Auditory Processing Center
Do you know someone that struggles to “pay attention”? Find yourself repeating things over and over? Maybe you or a loved one struggles with Dyslexia or ADHD and the therapies don’t seem to be helping?
Adults and children may be misdiagnosed with ADHD when they actually have an auditory processing disorder (APD). It is also very common for children with dyslexia to have an auditory processing disorder.
Did you know that about 43 percent of children with learning difficulties also have auditory processing disorder (APD)? The GREAT NEWS is that APD is TREATABLE!
Children with APD often exhibit symptoms that look like hearing loss when they actually have a problem receiving and processing the information they are hearing. Children with APD are often distracted by background noises or are sensitive to loud sounds. They may struggle with reading or have problems distinguishing the differences between words.
About 70 percent of children diagnosed with dyslexia have an underlying auditory processing disorder. If APD is not diagnosed and treated, it makes it much harder to make progress with dyslexia therapy.
Located in Clinton, Mississippi, there is HELP AVAILABLE! At the Auditory Processing Center, audiologist Alicia Swann is bringing awareness and treating this hidden disability so that students can better succeed in the classroom and adults can perform better at work.
The great news is that APD is treatable. Alicia and her knowledgeable team at Auditory Processing Center are able to test for and treat APD so that students have a better chance of succeeding in school. Improved self-esteem and less fatigue are often noted in children at the end of the day. Adults can benefit as well.
“The thing about APD is that there are many types,” says Alicia. “No two people are exactly alike.”
The evaluation can take the majority of a day in order to provide a comprehensive assessment. Alicia offers thorough evaluations so she can recommend the best treatment.
“It’s more than just a hearing test,” she says. “Many children with APD can pass a hearing test, but there’s still an underlying problem with how they process what they hear. Although we see many children, adults can benefit as well!”
Only an audiologist that is professionally trained in specialized tests to evaluate the central auditory nervous system can diagnose or rule out APD. Because Auditory Processing Center provides an evaluation not offered by most audiologists, families are traveling to Clinton from beyond the state to take advantage of the specialized treatment.
“Most audiologists do not perform Auditory Processing Evaluations, and the few that do usually don’t provide treatment,” says Alicia. “I feel like I am making a difference by providing a service that many others don’t.”
APD is often treated in stages, and some of the treatment may be done at home through the internet and specialized apps. The key is getting a comprehensive treatment plan, but an audiologist who is specifically trained in this area.
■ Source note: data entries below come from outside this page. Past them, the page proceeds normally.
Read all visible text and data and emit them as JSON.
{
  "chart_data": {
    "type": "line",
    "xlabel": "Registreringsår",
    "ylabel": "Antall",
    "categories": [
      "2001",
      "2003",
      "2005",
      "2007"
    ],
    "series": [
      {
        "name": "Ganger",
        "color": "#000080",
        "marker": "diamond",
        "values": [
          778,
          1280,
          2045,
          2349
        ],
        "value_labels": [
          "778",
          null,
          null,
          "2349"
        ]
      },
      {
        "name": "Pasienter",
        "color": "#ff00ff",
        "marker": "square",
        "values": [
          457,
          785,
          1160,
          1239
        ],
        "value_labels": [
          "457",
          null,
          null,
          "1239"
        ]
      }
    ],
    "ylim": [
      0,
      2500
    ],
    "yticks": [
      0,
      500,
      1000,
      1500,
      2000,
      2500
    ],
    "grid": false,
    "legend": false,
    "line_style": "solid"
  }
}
By testing a child before and after APD treatment, Alicia has seen test scores improve, but more importantly, students’ academic performance, self-confidence, and ability to pay attention in class drastically increase. Adults have stated that it’s easier to focus their attention in noisy environments and improved their ability to remember what they hear. “Some treatment takes longer than others,” says Alicia. “But we’ve never worked with anyone who did not improve.”
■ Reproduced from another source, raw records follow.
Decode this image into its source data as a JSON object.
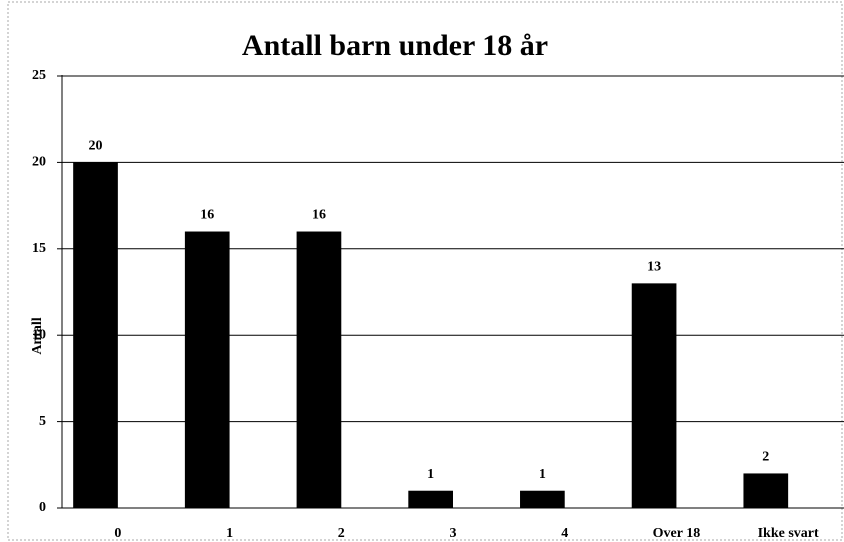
{
  "chart_data": {
    "type": "bar",
    "title": "Antall barn under 18 år",
    "y_label": "Antall",
    "categories": [
      "0",
      "1",
      "2",
      "3",
      "4",
      "Over 18",
      "Ikke svart"
    ],
    "values": [
      20,
      16,
      16,
      1,
      1,
      13,
      2
    ],
    "color": "#000000",
    "ylim": [
      0,
      25
    ],
    "yticks": [
      0,
      5,
      10,
      15,
      20,
      25
    ],
    "grid": true
  }
}
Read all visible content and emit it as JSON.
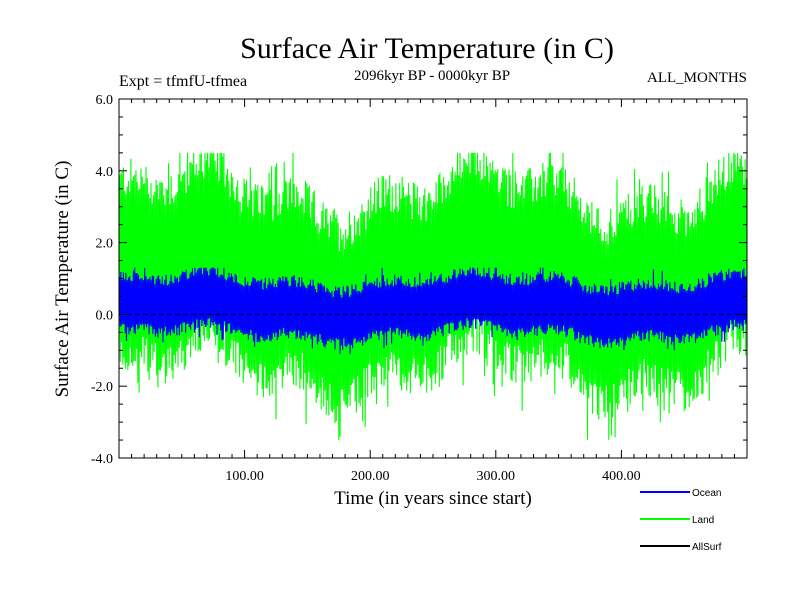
{
  "chart_data": {
    "type": "line",
    "title": "Surface Air Temperature (in C)",
    "subtitle": "2096kyr BP - 0000kyr BP",
    "experiment_label": "Expt = tfmfU-tfmea",
    "months_label": "ALL_MONTHS",
    "xlabel": "Time (in years since start)",
    "ylabel": "Surface Air Temperature (in C)",
    "xlim": [
      0,
      500
    ],
    "ylim": [
      -4.0,
      6.0
    ],
    "x_ticks": [
      100,
      200,
      300,
      400
    ],
    "x_tick_labels": [
      "100.00",
      "200.00",
      "300.00",
      "400.00"
    ],
    "y_ticks": [
      -4,
      -2,
      0,
      2,
      4,
      6
    ],
    "y_tick_labels": [
      "-4.0",
      "-2.0",
      "0.0",
      "2.0",
      "4.0",
      "6.0"
    ],
    "grid": false,
    "legend_position": "bottom-right",
    "series": [
      {
        "name": "Land",
        "color": "#00ff00",
        "mean": 0.9,
        "upper_typical": 3.3,
        "lower_typical": -1.7,
        "max": 4.5,
        "min": -3.5,
        "samples": 500
      },
      {
        "name": "Ocean",
        "color": "#0000ff",
        "mean": 0.2,
        "upper_typical": 0.9,
        "lower_typical": -0.6,
        "max": 1.3,
        "min": -1.1,
        "samples": 500
      },
      {
        "name": "AllSurf",
        "color": "#000000",
        "values_constant": 0.0
      }
    ]
  }
}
Originally from Montgomery, Alabama, Alicia earned her bachelor’s degree in psychology and her master’s degree in audiology from Auburn University. She spent 19 years working at a private school in Mississippi, where she helped deaf and hard-of-hearing children speak. Though she was working with multiple aspects of hearing and speech problems, Alicia became well-known for her expertise with auditory processing disorders.
“I’ve always been interested in the brain and the learning process. I felt like this was a need that I was able to fill.”
Feeling called to specialize in this particular area, Alicia opened her own private practice in 2014. Auditory Processing Center is the only one of its kind in Mississippi, offering fully individualized evaluations, therapy, and intervention for children with auditory processing disorder.
“I branched out on faith,” says Alicia. “I’ve always wanted to help people, and God opened the door for me to do so.”
Alicia and her husband, Chris, have three children—Brady, Cody, and Caleb. When she’s not working, Alicia enjoys traveling, reading, and spending quality time with family.